SakuraLLM is a multi-format document translation system that hosts large language models for translating Japanese text into other languages. It functions as an inference server that exposes translation models through an OpenAI-compatible API, allowing any tool supporting the OpenAI client format to send translation requests. The system is designed as a glossary-aware translation engine that applies user-defined term dictionaries to ensure consistent translation of proper nouns and names across outputs.
The project distinguishes itself by supporting multiple high-performance inference backends including llama.cpp, vLLM, and Ollama, enabling flexible deployment across consumer CPU and GPU hardware. It features a format-preserving translation pipeline that extracts, translates, and reassembles text from structured formats like ebooks and subtitles while retaining timestamps, line breaks, and markup. The system also supports CPU-GPU hybrid inference for memory-constrained setups, tensor parallel multi-GPU distribution for larger models, and token probability filtering to refine translation precision.

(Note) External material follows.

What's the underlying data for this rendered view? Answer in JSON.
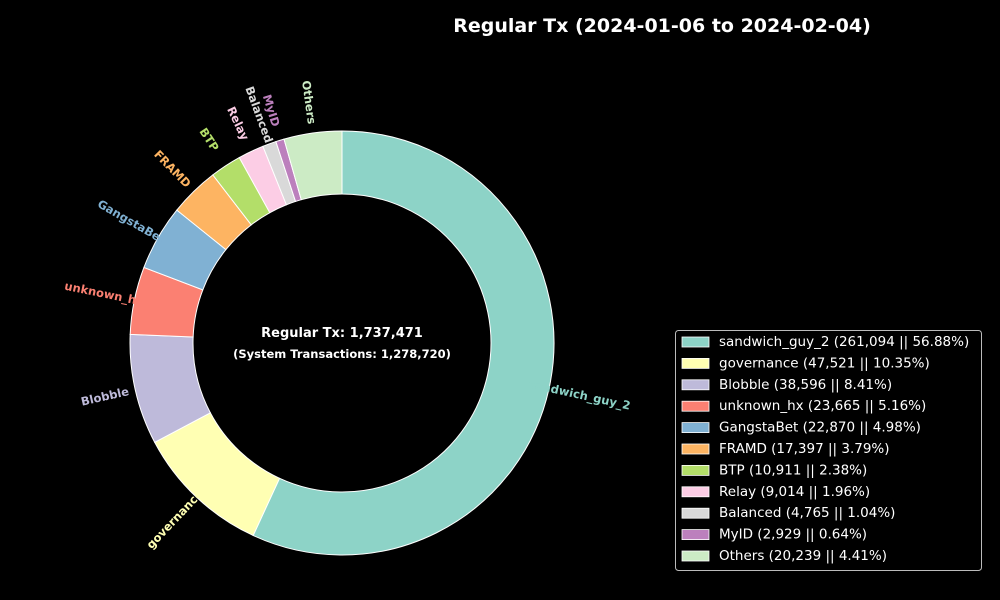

SakuraLLM provides translation capabilities for ebooks, subtitles, visual novels, galgames, RPG Maker games, manga, and plain-text novels. It processes documents by dividing long texts into manageable segments, translating each segment through the language model, and reassembling the output with original formatting intact. The system includes glossary management for maintaining terminology consistency, degeneration detection that monitors token generation and retries with adjusted parameters when output quality degrades, and multi-threaded inference for improved throughput.
The project offers a Docker-based deployment with API authentication and supports running on consumer NVIDIA and AMD GPUs.